Underlying our interest in these domains is the well-known observation that large-scale distributed applications are subject to numerous crosscutting functionalities (such as the transactional behavior in enterprise information systems, the implementation of security policies, and fault recovery strategies). These functionalities are typically partially encapsulated in distributed infrastructures and partially handled in an ad hoc manner by using infrastructure services at the application level. Support for a more principled approach to the development and evolution of distributed software systems in the presence of crosscutting functionalities has been investigated in the field of open adaptable middleware [49], [71]. Open middleware design exploits the concept of reflection to provide the desired level of configurability and openness. However, these approaches are subject to several fundamental problems. One important problem is their insufficient, framework-based support that only allows partial modularization of crosscutting functionalities.
There has been some criticism on the use of AspectJ-like aspect models (which middleware aspect models like that of JBoss AOP are an instance of) for the modularization of distribution and concurrency related concerns, in particular, for transaction concerns [70] and the modularization of the distribution concern itself [86]. Both criticisms are essentially grounded in AspectJ's inability to explicitly represent sophisticated relationships between execution events in a distributed system: such aspects therefore cannot capture the semantic relationships that are essential for the corresponding concerns. History-based aspects, as those proposed by the ASCOLA project-team provide a starting point that is not subject to this problem.

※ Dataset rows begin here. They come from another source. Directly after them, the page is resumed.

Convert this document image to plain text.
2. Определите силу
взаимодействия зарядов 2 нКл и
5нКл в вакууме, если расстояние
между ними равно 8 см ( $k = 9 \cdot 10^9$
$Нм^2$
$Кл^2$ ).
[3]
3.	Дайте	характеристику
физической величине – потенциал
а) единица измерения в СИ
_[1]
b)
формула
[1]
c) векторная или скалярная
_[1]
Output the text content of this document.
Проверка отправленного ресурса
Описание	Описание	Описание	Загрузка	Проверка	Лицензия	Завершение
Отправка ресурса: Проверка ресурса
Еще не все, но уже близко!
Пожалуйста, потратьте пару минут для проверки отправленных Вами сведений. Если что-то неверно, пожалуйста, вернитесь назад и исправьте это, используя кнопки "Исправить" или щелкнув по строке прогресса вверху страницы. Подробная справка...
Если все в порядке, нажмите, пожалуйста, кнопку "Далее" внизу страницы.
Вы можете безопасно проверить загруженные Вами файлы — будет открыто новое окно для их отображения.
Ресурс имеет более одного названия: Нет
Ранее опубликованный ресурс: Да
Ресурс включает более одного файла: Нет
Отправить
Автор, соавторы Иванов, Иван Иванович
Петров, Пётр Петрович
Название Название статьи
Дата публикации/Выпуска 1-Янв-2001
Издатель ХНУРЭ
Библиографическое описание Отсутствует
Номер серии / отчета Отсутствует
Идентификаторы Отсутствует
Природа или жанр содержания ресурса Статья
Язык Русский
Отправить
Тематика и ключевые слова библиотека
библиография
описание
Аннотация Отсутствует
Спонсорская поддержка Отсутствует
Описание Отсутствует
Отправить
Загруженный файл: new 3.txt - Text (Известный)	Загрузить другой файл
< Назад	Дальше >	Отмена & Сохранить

From a point of view of language design and implementation, aspect languages, as well as domain specific languages for distributed and concurrent environments share many characteristics with existing distributed languages: for instance, event monitoring is fundamental for pointcut matching, different synchronization strategies and strategies for code mobility [64] may be used in actions triggered by pointcuts. However, these relationships have only been explored to a small degree. Similarly, the formal semantics and formal properties of aspect languages have not been studied yet for the distributed case and only rudimentarily for the concurrent one [44], [61].